Vu la procédure suivante :
Procédure contentieuse antérieure :
M. C... B..., la société Avenir Investir Environnement et la société Artxbat ont demandé au Tribunal administratif de Paris :
1°) de condamner l'office public de l'habitat Paris Habitat (ci-après désigné Paris Habitat) à verser à M. B... la somme de 30 363,90 euros, à la société Avenir Investir Environnement la somme de 10 350 euros et à la société Artxbat la somme de 1 800 euros, au titre de prestations non rémunérées du marché de maîtrise d'œuvre pour la réalisation d'une opération de réhabilitation d'un bâtiment en résidence étudiante d'environ 125 logements au 61 boulevard Saint-Jacques à Paris dans le 14ème arrondissement ;
2°) de condamner Paris Habitat à leur verser une indemnité de 10 233,28 euros au titre de la résiliation de ce marché.

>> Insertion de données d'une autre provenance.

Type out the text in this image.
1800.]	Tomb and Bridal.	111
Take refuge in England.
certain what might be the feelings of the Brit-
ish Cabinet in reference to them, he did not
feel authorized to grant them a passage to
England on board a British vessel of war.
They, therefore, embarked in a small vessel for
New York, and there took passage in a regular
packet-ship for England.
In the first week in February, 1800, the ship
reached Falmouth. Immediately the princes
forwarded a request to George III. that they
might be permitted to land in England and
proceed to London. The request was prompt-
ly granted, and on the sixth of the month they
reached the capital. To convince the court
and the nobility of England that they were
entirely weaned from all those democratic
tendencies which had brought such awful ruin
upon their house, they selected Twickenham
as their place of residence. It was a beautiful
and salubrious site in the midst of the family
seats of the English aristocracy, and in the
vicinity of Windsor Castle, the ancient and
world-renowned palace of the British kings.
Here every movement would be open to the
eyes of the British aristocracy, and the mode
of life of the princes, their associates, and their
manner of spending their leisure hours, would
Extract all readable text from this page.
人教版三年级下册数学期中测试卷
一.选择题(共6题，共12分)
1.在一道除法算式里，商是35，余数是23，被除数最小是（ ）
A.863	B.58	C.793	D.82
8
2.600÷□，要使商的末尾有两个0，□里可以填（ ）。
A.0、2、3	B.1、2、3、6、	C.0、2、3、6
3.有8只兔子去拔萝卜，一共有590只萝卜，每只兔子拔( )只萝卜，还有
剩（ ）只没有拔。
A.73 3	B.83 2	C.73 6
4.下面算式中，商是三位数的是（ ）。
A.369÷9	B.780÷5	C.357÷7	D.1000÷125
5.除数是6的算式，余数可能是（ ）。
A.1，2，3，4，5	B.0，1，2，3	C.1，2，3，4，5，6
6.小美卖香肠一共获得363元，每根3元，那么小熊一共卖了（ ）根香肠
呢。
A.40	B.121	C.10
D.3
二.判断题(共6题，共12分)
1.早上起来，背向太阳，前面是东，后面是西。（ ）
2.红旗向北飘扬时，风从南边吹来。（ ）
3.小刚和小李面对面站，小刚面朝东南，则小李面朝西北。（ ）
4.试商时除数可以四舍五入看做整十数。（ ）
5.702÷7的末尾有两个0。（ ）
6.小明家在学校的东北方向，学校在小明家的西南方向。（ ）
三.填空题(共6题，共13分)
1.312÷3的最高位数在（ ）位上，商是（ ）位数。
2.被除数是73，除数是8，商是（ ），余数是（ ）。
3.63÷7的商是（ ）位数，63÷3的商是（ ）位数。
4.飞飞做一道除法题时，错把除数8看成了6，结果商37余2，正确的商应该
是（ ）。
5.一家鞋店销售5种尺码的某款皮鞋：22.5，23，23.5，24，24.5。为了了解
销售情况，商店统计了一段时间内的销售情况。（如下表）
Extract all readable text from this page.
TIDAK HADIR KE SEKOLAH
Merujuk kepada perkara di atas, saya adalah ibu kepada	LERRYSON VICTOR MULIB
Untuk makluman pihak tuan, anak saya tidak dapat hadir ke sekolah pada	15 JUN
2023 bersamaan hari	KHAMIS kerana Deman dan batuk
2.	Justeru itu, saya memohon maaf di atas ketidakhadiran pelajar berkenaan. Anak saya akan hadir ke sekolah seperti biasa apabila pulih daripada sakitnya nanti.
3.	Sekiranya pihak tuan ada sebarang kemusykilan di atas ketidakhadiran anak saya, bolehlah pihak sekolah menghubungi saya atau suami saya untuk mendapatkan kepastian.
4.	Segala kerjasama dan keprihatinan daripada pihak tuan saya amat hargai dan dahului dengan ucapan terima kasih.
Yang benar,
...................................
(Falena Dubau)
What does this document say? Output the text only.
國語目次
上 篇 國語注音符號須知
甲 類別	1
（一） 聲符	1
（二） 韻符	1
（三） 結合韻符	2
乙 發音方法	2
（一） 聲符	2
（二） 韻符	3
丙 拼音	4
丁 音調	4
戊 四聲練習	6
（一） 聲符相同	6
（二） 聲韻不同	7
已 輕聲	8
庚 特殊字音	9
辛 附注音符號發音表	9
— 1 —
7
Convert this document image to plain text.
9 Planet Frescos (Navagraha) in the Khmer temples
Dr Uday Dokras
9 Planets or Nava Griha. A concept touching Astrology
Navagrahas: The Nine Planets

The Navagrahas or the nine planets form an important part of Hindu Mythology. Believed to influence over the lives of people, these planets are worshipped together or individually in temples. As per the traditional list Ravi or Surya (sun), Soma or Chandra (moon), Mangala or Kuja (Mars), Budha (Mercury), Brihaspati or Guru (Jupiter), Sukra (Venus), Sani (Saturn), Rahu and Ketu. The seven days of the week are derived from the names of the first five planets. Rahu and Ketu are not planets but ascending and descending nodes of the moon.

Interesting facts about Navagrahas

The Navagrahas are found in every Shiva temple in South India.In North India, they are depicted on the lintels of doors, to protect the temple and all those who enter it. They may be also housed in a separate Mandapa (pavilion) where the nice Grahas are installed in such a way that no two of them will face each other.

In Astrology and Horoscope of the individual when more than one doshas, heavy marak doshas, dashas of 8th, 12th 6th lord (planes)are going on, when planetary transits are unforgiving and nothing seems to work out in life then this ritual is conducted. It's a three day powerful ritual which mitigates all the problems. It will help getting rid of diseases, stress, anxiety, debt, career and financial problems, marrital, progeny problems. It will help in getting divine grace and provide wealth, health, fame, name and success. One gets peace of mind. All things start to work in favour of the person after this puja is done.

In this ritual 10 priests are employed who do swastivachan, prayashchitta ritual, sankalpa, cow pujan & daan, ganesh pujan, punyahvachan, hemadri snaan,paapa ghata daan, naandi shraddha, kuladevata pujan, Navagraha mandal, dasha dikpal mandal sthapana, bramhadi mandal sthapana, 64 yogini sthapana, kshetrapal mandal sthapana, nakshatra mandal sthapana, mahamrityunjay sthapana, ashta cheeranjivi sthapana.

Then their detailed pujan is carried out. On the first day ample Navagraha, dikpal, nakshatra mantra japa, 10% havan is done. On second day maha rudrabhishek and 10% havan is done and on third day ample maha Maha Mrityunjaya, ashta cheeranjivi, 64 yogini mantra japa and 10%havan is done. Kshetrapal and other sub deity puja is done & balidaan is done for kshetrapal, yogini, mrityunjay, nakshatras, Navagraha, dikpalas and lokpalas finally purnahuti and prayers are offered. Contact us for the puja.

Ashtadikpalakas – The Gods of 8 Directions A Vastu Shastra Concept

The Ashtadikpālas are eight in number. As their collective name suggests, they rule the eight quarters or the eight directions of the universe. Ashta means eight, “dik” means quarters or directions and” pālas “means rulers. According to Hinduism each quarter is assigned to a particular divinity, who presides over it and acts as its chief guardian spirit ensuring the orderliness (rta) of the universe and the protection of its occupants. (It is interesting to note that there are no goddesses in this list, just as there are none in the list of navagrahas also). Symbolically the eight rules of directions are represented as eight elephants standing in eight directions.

Par un jugement n°1902121/3-1 du 28 février 2022, le Tribunal administratif de Paris a rejeté leur demande.
Procédure devant la Cour :
Par une requête, enregistrée le 26 avril 2022, et des mémoires enregistrés le 28 juillet 2022, le 13 janvier 2023 et le 30 janvier 2023, M. B..., la société Avenir Investir Environnement et la société Artxbat, représentés par Me Delair, demandent à la Cour :
1°) d'annuler ce jugement du 28 février 2022 du Tribunal administratif de Paris ;
2°) de condamner Paris Habitat à verser à M. B... la somme de 30 363,90 euros TTC, à la société Avenir Investir Environnement la somme de 10 350 euros TTC et à la société Artxbat la somme de 1800 euros TTC au titre de prestations non rémunérées du marché de maître d'œuvre mentionné ci-dessus, avec intérêts au taux légal à compter de la demande ;
3°) de condamner Paris Habitat à leur verser la somme de 10 233,28 euros au titre de l'indemnité de résiliation, avec intérêts au taux légal à compter de la demande ;
4°) subsidiairement, de condamner Paris Habitat au versement de la somme de 32 554,80 euros TTC, avec intérêts au taux légal à compter de la demande ;
5°) de mettre à la charge de Paris Habitat la somme de 5 000 euros au titre de l'article L. 761-1 du code de justice administrative.
Ils soutiennent que :
- la demande de première instance était recevable y compris en ce qu'elle tendait à obtenir une indemnité de résiliation, une lettre de réclamation ayant été adressée le 23 juillet 2018 et la réclamation préalable n'étant pas nécessaire pour l'indemnité de résiliation ;
- ils ont réalisé, à la demande de Paris Habitat, des prestations complémentaires pour la réalisation des permis de construire n°3 et n°3 bis, des dossiers de consultation des entreprises n° 2 et n° 3 et d'une étude pour la restauration d'un escalier ;
- ils ont droit à l'indemnité de résiliation prévue par l'article 33 du cahier des clauses administratives générales applicables aux marchés de prestations intellectuelles ;
- à titre subsidiaire, Paris Habitat a reconnu être redevable de la somme de 32 554,80 euros TTC.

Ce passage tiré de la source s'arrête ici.